The sync option to mount does not mix well with vfat and memory cards - 16:41
So I was wondering why the performance of USB memory sticks appeared to be so pathetic on my laptop and my desktop at work the other day. Read performance was fine with 10 or 1 MB per second, however depending on which memory stick I used I got between 70 KB/s and 600 KB/s.

After banging my head against this for a while I googled for details about bad usb memory performance on Linux. I came across a lkml thread from may 2005 that seems to have helped enough. Apparently the performance of USB memory with the sync option and vfat filesystems is really pathetic, this is largely due to the repeated hammering of 2 blocks with every sync.

Alan Cox has some good and salient points in the discussion (to be expected from such a guru I guess), notably he points out most quality flash memory is very unlikely to be too adversely affected in a short time by using sync and he has a link to some details of life time guarantees from some companies for their flash products.

Anyway I disabled sync on the desktop image and my own desktop and disabled it on my laptop, all of a sudden I get 2MB/s or better depending on the memory stick I am using. Neato.

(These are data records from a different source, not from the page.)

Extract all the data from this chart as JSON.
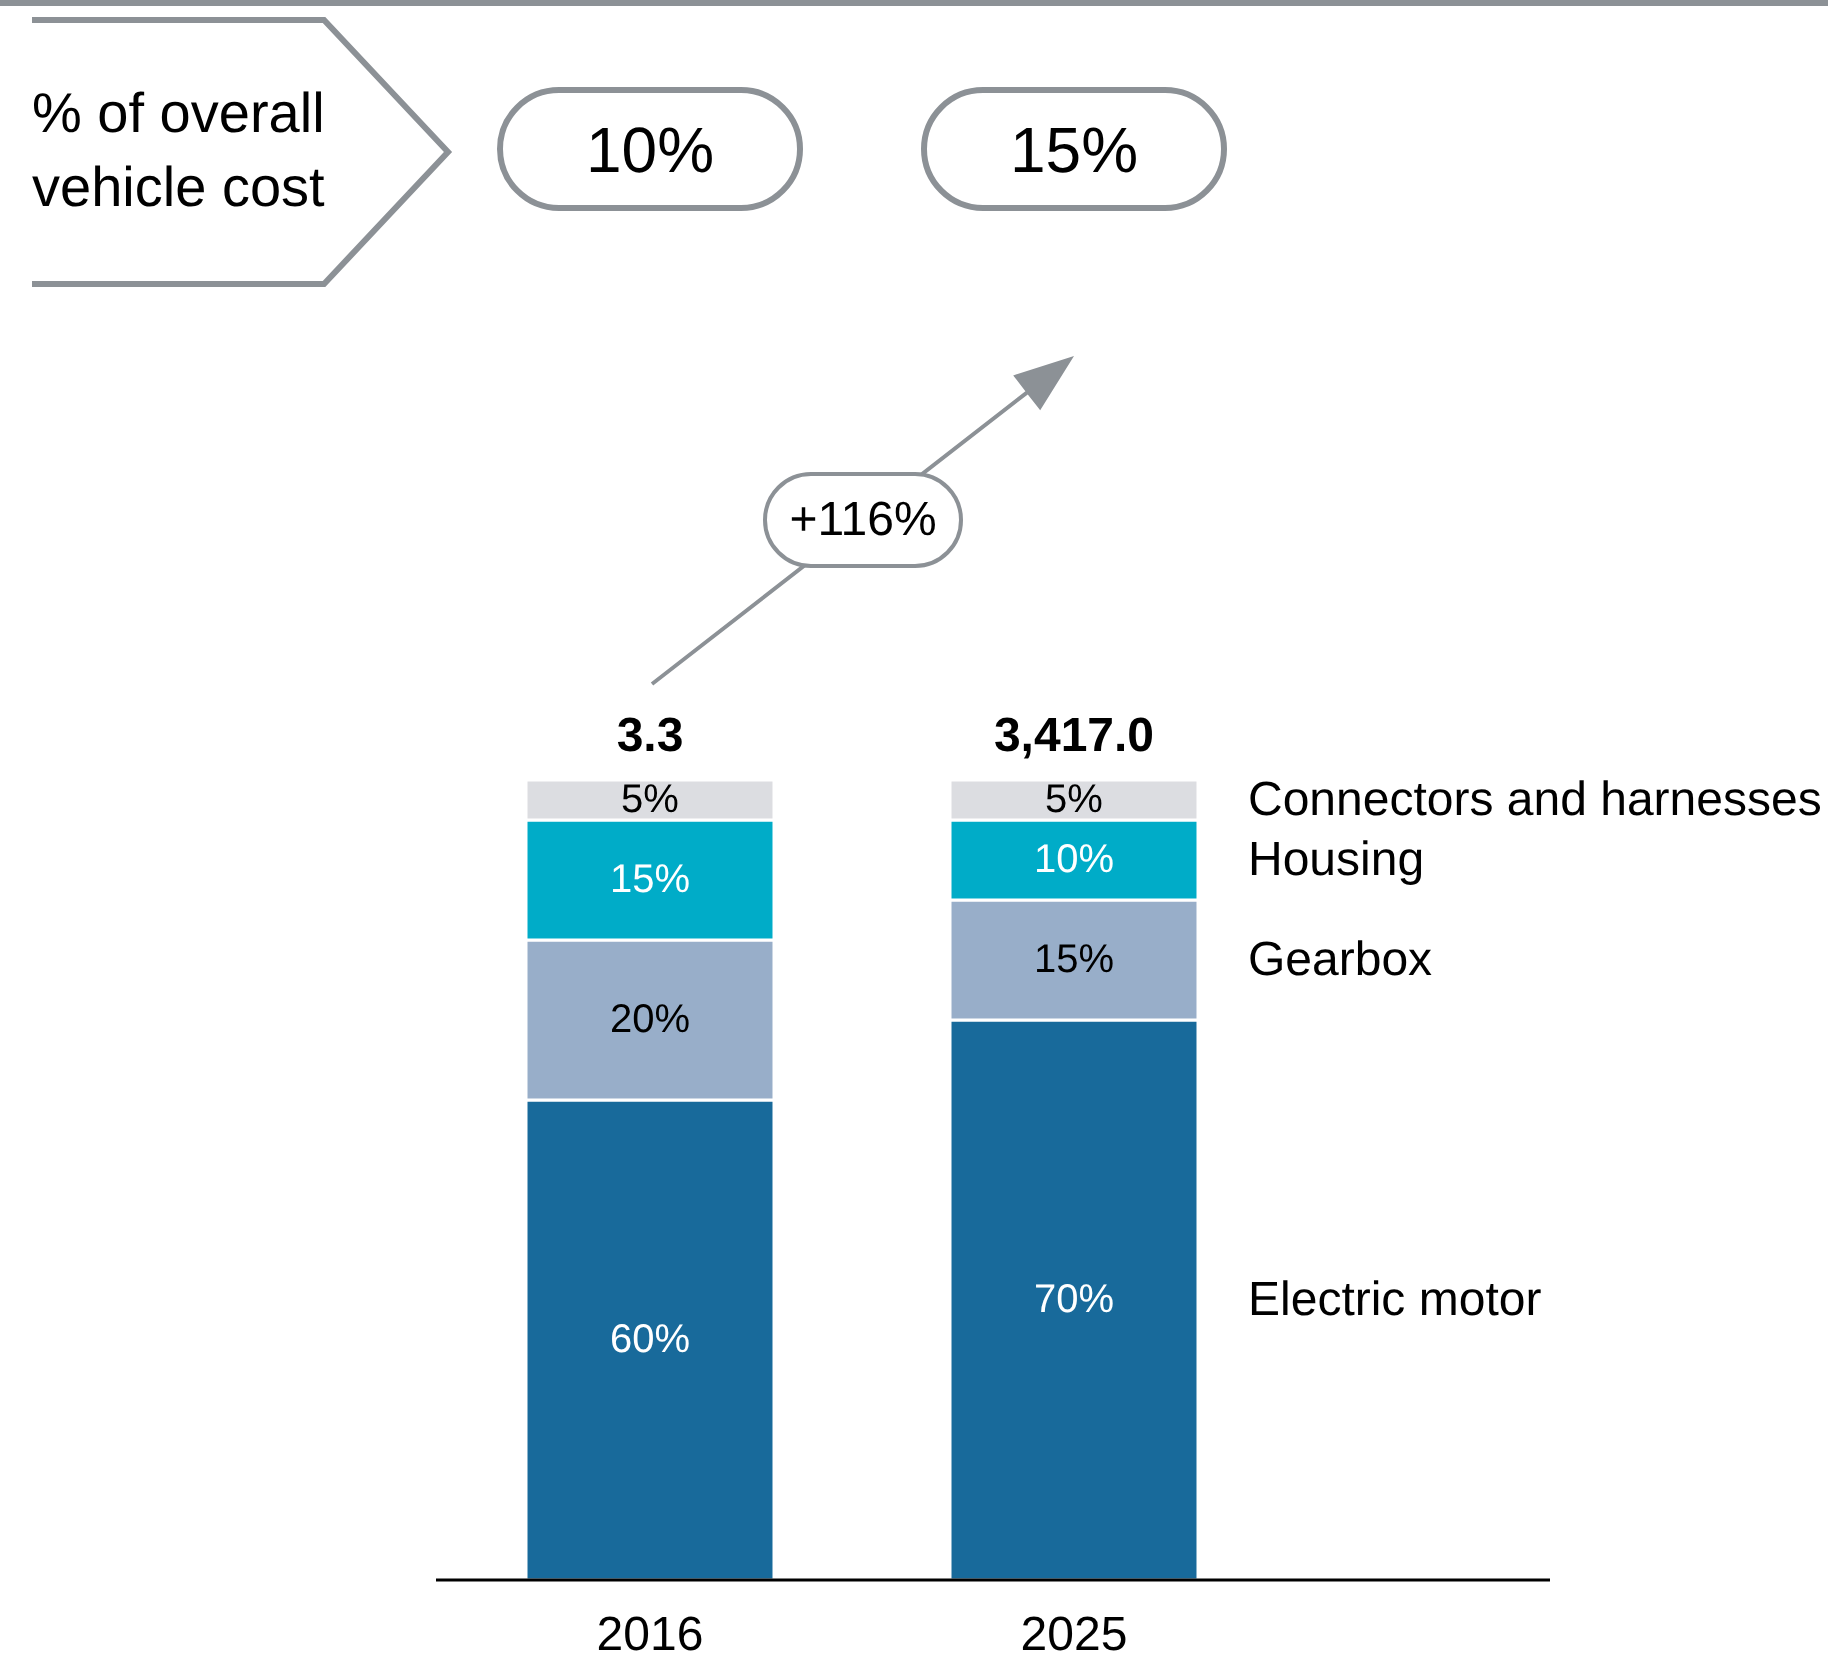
{
  "chart_data": {
    "type": "bar",
    "stacked": true,
    "categories": [
      "2016",
      "2025"
    ],
    "series": [
      {
        "name": "Electric motor",
        "color": "#186a9b",
        "values": [
          60,
          70
        ],
        "value_labels": [
          "60%",
          "70%"
        ]
      },
      {
        "name": "Gearbox",
        "color": "#98aec9",
        "values": [
          20,
          15
        ],
        "value_labels": [
          "20%",
          "15%"
        ]
      },
      {
        "name": "Housing",
        "color": "#00acc8",
        "values": [
          15,
          10
        ],
        "value_labels": [
          "15%",
          "10%"
        ]
      },
      {
        "name": "Connectors and harnesses",
        "color": "#dcdde1",
        "values": [
          5,
          5
        ],
        "value_labels": [
          "5%",
          "5%"
        ]
      }
    ],
    "annotations": [
      "% of overall vehicle cost",
      "10%",
      "15%",
      "+116%",
      {
        "text": "3.3",
        "x": "2016",
        "y": 100
      },
      {
        "text": "3,417.0",
        "x": "2025",
        "y": 100
      }
    ]
  }
}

Interestingly Alan suggests the documentation for mount is generated form the kernel docs somehow and should be up to date and thus not continue to suggest that vfat filesystems ignore the sync flag. It is interesting to see that my Debian unstable copy of that man page on my laptop today still suggests that vfat ignores the sync option. At a glance I can not see any mention of this on the Debian bugs page for mount.